Sunday, October 9, 2016

Dark Water


   Returning to my J-Horror binge, I decided to pop in Dark Water, a movie I'd heard excellent things about. Ultimately, I don't feel like this is a horror movie, and that's my biggest beef with it. It's occasionally creepy, and the climax is spooky, but if anything it's more of a psychological drama. I was tempted to say 'thriller' instead of 'drama', but Dark Water is entirely unconcerned with delivering thrills of any kind. It's a drama, and an exceptionally well made one, but I can't really imagine thing movie scaring anyone outside of the most sensitive of viewers, and even then only in one or two moments. Does this mean Dark Water is a bad movie? Certainly not.

   The movie is about a mother fighting for custody of her six year old daughter amidst the fallout of a messy divorce. The movie is emotionally charged from the outset, and the mother daughter duo is endearing. The mom is earnest and likable, and the daughter is adorable. You genuinely want them to stay together. The acting from both the mom and the daughter is excellent, and the emotions feel incredibly authentic. This is the meat of Dark Water, and the reason(s) why it works. So when the mom has to find a new place for her and her daughter to live rather quickly in order to appease to custody board, she ends up moving into a place with a mysterious history...

   Again I see Japanese culture's predilection for ghosts, and more specifically the ghosts of young girls. From Ringu, to Pulse, to Noroi, Hausu, and Exte- my experience with the genre is very ghost-centric. Or at least vengeful spirit centric, not that this is a bad thing mind you. I've seriously enjoyed all the aforementioned movies, but Dark Water stands apart. It's a very low key movie for the most part, slowly building atmosphere and revealing tiny pieces of the mystery in the background of the movie. The conflict at the core of the movie, driving it forward is the mom's struggle to maintain custody of her daughter. This is of course made harder by all the psychological mind games her new apartment seems to be playing with her.

   As the movie progresses, she seems increasingly unhinged- though maybe not in the same extreme that other movies in the genre would take it to. Again, this isn't a horror movie at heart. It's a family drama. This is why the ending doesn't work for me, and I'm hesitant to get into it here, because I don't want to spoil it, but I felt like the movie didn't adequately resolve the story, to say nothing of resolving it satisfactorily. Moreover, being that it's less concerned with being outright scary than it is with being purely dramatic, I never felt like the movie's ghost or it's supernatural forces were memorable, and especially not in contrast to the antagonistic forces of similar genre fare.
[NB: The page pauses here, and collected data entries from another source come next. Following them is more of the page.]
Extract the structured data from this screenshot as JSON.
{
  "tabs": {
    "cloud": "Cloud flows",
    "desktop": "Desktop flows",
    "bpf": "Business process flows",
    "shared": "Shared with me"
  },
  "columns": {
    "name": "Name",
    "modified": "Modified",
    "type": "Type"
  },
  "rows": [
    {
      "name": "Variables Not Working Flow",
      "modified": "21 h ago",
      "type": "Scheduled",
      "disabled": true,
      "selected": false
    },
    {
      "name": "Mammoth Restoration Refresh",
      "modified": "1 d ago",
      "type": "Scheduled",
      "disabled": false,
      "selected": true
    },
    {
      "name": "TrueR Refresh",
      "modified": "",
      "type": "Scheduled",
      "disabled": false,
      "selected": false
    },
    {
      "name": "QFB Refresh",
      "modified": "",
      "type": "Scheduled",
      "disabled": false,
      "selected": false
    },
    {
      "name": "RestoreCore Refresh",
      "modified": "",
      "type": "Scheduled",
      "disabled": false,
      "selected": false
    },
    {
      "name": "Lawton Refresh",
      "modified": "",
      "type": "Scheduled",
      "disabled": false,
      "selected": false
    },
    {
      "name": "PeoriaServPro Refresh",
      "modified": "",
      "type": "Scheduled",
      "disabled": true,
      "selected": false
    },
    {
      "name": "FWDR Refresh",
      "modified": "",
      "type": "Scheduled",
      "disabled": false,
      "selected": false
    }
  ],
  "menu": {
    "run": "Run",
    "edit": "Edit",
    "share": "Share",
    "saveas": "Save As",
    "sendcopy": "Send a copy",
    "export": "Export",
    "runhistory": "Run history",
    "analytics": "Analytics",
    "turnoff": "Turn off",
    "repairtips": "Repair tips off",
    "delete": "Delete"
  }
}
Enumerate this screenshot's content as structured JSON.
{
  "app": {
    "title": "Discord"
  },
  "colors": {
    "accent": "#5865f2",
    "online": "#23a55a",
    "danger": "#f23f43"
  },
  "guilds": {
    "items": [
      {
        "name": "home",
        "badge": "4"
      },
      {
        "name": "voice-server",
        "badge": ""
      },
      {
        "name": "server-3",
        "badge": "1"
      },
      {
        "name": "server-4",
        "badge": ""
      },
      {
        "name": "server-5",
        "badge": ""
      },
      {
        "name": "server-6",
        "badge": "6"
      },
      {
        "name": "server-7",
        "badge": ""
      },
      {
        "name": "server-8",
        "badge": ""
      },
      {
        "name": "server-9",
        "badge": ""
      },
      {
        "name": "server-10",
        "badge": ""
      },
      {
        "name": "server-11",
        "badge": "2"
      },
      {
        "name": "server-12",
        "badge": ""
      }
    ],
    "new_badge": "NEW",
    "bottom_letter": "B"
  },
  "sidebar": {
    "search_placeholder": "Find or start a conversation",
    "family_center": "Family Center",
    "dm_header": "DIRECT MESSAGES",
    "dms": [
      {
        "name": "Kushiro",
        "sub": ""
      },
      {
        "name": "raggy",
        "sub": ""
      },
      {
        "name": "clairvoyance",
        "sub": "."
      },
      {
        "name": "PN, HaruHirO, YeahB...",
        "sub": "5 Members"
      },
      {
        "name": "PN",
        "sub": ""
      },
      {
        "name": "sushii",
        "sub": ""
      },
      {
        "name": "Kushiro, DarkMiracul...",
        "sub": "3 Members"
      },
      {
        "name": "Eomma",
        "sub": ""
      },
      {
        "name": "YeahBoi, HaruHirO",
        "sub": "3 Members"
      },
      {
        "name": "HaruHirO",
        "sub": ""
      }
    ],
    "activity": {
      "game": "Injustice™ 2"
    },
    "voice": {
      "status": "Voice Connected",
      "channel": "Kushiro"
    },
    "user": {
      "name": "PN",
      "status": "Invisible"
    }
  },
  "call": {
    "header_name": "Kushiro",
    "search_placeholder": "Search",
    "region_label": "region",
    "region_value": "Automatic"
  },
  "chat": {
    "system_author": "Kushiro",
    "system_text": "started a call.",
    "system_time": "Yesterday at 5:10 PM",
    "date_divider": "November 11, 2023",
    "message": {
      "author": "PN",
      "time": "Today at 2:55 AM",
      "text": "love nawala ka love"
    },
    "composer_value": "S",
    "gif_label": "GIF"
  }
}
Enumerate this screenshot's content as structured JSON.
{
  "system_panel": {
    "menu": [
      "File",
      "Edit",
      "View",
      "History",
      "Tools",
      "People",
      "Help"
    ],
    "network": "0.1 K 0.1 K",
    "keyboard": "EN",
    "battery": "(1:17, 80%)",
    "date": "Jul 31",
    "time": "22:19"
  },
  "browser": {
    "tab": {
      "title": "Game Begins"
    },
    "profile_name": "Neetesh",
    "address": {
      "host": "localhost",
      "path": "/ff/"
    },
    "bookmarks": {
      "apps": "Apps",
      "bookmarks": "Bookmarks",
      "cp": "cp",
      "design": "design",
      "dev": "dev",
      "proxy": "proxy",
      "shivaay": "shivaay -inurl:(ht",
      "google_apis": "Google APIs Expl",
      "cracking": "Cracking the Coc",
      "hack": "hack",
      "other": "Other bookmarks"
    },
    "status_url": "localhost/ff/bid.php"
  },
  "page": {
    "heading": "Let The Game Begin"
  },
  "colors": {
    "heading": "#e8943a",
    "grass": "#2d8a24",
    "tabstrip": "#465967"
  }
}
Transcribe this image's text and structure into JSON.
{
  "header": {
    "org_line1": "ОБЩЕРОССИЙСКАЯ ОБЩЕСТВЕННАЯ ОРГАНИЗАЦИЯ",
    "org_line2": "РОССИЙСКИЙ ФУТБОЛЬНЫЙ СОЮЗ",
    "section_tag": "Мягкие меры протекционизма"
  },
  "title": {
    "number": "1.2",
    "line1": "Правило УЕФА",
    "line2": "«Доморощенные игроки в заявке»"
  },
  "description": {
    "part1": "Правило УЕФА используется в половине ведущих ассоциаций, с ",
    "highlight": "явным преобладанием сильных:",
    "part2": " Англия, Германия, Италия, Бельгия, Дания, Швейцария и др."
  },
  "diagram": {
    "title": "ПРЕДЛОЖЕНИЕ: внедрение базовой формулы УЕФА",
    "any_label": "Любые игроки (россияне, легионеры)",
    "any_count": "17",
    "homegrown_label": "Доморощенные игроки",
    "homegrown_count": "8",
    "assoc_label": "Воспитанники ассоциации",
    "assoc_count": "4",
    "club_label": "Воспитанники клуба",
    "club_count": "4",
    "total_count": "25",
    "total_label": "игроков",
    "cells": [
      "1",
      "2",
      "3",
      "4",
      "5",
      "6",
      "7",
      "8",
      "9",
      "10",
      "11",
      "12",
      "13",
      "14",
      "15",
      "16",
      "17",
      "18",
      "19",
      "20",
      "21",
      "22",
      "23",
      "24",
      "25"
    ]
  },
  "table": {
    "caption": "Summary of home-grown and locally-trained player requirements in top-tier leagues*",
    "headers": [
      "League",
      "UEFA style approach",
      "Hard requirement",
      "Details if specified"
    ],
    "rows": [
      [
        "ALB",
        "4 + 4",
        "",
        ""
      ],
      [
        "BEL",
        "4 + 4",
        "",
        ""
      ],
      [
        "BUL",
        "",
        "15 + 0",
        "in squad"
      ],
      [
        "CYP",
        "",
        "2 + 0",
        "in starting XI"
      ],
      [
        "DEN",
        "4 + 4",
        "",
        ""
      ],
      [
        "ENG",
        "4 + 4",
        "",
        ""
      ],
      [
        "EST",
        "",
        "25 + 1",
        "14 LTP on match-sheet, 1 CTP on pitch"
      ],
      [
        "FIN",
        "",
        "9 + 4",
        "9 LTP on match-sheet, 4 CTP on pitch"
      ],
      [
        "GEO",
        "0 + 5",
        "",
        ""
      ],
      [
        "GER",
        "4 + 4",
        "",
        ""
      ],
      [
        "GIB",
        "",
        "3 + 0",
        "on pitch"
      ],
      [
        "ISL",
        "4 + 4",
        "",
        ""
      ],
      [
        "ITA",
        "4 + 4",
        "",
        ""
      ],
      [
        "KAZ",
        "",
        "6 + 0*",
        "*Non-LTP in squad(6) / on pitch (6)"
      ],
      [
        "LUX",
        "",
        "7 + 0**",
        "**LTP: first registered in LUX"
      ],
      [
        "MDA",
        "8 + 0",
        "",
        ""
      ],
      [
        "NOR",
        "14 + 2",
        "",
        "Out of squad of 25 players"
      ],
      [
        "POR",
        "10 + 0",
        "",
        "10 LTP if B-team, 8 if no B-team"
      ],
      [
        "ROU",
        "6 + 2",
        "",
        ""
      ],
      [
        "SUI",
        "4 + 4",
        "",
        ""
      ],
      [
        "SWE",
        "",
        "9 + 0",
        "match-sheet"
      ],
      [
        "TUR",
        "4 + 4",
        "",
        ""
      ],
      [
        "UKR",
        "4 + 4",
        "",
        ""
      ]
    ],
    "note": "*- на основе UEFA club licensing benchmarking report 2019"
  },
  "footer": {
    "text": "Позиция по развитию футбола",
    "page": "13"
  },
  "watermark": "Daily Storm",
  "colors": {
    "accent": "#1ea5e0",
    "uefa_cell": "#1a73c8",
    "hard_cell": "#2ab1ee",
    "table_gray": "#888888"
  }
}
   For every Samara we have crawling out of a TV set, we have the inert imagery of a long-haired little girl in a yellow raincoat. Which is neither as creepy nor as effective as I think the filmmakers wanted it to be. I could be missing the point though, since the imagery is used sparingly and like I've said the movie never makes a hard push for actual scares. The movie is very well made though, and if you have the right set of expectations it's easy to get engrossed in. I enjoyed it for what it was, but I did expect something pretty different. It's creepy atmosphere carried the parts of the movie that the mother daughter dynamic did not, making for an overall well rounded movie.

   The score seemed fairly average, but the cinematography was excellent. On all possible technical levels, Dark Water is a win, but given that it's summarily labeled J-horror, it's lumped in with a whole genre of much scarier movies, leaving Dark Water to seem anemic and washed out by comparison. The emotional core of the movie, it's mother daughter relationship, could have easily been the anchor for a darker, scarier, and more intense horror movie- but instead, this relationship is the movie. Any other considerations are ultimately secondary. So while Dark Water is a moving, emotionally charged, atmospheric, tale about motherly love and sacrifice... it didn't quite feel all that special to me. Good, but not great.